Ai furbacchioni in divisa conviene sempre resistere, a maggior ragione se dall’altra parte c’è una amministrazione pubblica ondivaga, che arriva a difendere un’intera commissione d’esame anche quando dichiara il falso, che promuove dirigenti quegli stessi funzionari che ha denunciato, ma tiene sotto schiaffo chi lo fece prima di lei facendo emergere i brogli. Un nuovo capitolo arricchisce la saga del concorso più “bandito” della storia, quello per 69 posti da dirigente all’Agenzia delle Dogane che da 11 anni tiene ancora banco nelle aule di tribunale, dopo aver collezionato una decina di sentenze tra giustizia penale, civile e amministrativa.

La notizia è che il 31 agosto scorso il Tribunale Civile di Roma ha condannato per falso l’Agenzia e alcuni concorrenti che si erano costituiti insieme ad essa per “salvare” la graduatoria del concorso. La sentenza acclara, a sei anni dalla prima denuncia del 2016, che anche la commissione istituita dall’ente aveva anche attestato fatti falsi nei verbali di correzione, che vengono pertanto dichiarati “inesistenti”; il che, mancando di produrre qualsiasi effetto successivo, demolirebbe il resto del concorso. Ma è davvero la fine della saga? Macché, il suo epilogo ancora oggi è appeso a una ­decisione del Consiglio di Stato cui si sono rivolti ancora i sedicenti vincitori di un concorso apparso da subito truccato. L’udienza è fissata per l’8 novembre.

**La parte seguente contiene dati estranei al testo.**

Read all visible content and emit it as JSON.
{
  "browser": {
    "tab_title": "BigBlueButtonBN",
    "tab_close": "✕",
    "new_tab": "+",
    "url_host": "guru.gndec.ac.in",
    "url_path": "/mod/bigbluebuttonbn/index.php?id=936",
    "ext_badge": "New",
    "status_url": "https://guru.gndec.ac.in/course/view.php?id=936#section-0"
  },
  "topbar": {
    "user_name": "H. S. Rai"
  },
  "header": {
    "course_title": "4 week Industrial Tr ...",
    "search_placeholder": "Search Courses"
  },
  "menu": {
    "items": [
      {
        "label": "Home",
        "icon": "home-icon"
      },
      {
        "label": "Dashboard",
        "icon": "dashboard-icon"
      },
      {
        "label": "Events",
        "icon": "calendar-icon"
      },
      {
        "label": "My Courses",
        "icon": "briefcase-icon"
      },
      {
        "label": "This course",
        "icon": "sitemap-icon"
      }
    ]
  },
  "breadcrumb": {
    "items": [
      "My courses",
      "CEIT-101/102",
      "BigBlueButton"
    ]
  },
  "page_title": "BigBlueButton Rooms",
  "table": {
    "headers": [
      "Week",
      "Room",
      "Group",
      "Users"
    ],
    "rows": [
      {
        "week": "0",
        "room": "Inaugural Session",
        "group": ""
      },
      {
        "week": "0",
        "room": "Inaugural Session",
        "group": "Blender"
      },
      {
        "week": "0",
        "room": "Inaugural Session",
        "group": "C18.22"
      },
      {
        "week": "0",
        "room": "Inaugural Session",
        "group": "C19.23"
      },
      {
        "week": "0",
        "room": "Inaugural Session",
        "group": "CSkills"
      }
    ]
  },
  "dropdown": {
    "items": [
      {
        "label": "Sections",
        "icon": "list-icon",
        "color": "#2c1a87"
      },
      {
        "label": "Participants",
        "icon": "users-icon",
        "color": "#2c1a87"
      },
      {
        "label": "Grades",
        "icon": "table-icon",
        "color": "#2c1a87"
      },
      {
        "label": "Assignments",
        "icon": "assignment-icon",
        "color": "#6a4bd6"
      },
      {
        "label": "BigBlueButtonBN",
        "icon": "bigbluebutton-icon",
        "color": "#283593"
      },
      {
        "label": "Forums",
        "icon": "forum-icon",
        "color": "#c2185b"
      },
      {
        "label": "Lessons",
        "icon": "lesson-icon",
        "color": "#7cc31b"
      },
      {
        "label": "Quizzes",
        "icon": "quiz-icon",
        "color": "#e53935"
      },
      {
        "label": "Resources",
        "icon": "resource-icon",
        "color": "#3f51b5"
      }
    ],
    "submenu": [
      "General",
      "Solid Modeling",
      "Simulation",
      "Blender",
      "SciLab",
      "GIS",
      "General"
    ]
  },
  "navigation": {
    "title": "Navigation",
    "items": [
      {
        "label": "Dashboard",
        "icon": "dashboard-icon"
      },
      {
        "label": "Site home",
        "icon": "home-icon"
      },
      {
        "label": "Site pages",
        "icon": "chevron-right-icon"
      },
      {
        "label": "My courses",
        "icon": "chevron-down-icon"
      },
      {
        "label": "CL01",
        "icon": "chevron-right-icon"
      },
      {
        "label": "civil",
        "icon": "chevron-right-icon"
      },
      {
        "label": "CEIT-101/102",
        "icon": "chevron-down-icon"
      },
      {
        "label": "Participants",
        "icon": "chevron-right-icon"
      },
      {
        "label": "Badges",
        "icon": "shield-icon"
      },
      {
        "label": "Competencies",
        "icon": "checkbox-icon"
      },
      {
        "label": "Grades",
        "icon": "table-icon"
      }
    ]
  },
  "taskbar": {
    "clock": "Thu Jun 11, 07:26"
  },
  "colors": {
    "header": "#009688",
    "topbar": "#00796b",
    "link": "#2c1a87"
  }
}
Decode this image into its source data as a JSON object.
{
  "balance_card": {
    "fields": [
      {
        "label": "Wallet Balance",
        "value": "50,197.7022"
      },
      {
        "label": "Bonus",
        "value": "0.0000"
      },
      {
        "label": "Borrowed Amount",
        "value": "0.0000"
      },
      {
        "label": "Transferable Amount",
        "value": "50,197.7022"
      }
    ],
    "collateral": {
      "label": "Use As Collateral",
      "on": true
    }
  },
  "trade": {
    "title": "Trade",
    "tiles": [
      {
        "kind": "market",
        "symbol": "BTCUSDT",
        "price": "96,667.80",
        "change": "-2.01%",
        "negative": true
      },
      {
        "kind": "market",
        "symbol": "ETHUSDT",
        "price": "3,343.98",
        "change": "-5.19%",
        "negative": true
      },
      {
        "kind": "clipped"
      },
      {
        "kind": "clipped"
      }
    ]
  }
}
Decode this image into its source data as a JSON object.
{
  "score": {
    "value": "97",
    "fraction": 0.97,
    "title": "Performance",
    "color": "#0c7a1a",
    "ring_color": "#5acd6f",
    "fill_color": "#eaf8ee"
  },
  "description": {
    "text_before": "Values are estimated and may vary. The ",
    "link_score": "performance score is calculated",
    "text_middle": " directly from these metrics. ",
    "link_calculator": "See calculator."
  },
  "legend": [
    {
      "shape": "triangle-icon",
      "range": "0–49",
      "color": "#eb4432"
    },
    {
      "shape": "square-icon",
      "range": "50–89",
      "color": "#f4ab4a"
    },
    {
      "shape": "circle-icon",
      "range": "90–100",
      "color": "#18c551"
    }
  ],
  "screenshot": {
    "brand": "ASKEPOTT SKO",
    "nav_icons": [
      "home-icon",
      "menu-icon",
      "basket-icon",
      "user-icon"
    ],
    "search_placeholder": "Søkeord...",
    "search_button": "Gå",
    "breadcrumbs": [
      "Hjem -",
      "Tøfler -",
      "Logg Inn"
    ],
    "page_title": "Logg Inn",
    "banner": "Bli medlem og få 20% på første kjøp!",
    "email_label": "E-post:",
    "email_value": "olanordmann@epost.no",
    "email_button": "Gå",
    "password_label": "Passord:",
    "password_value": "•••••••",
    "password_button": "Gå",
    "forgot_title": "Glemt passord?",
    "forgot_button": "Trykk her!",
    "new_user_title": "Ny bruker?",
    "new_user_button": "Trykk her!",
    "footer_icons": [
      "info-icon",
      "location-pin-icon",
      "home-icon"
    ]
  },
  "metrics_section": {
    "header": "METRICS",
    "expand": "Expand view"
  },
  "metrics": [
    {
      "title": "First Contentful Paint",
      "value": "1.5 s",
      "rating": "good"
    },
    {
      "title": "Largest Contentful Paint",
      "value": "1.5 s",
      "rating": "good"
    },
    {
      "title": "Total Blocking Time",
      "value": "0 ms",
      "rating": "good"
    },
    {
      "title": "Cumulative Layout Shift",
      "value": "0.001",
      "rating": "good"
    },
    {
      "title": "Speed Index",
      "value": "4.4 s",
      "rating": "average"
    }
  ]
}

Le stranezze erano emerse infatti sin dalle prove preselettive del 2012, nelle quali alcuni candidati rispondono esattamente ai quesiti con percentuali da premio Nobel: dall’80% al 100 % di risposte esatte. Si fanno gli scritti e, con sorpresa di tutti, escono 2 tracce che corrispondono ad una circolare e a un corso opera di un commissario interno. I sospetti iniziano a prendere corpo, fioccano le prime interrogazioni parlamentari. Agenzia delle Dogane e Commissione non ne tengono conto, vanno avanti a testa bassa e si fanno gli orali. Nel frattempo cinque funzionari fanno ricorso, in seguito al quale due sentente del Tar del Lazio portano all’annullamento della graduatoria finale: dalla documentazione era emerso infatti che il dirigente generale delle Dogane, quel famoso commissario interno, aveva corretto da solo gli elaborati togliendo di mezzo il 90% dei concorrenti; non solo, l’efficienza della commissione risulta prodigiosa: in un sol giorno corregge 178 temi con una media di 2 minuti e 42 secondi, troppo pochi considerando che solo per leggere un tema, come provato nel processo, ce ne volevano dagli 8 ai 12. Ma c’è di più.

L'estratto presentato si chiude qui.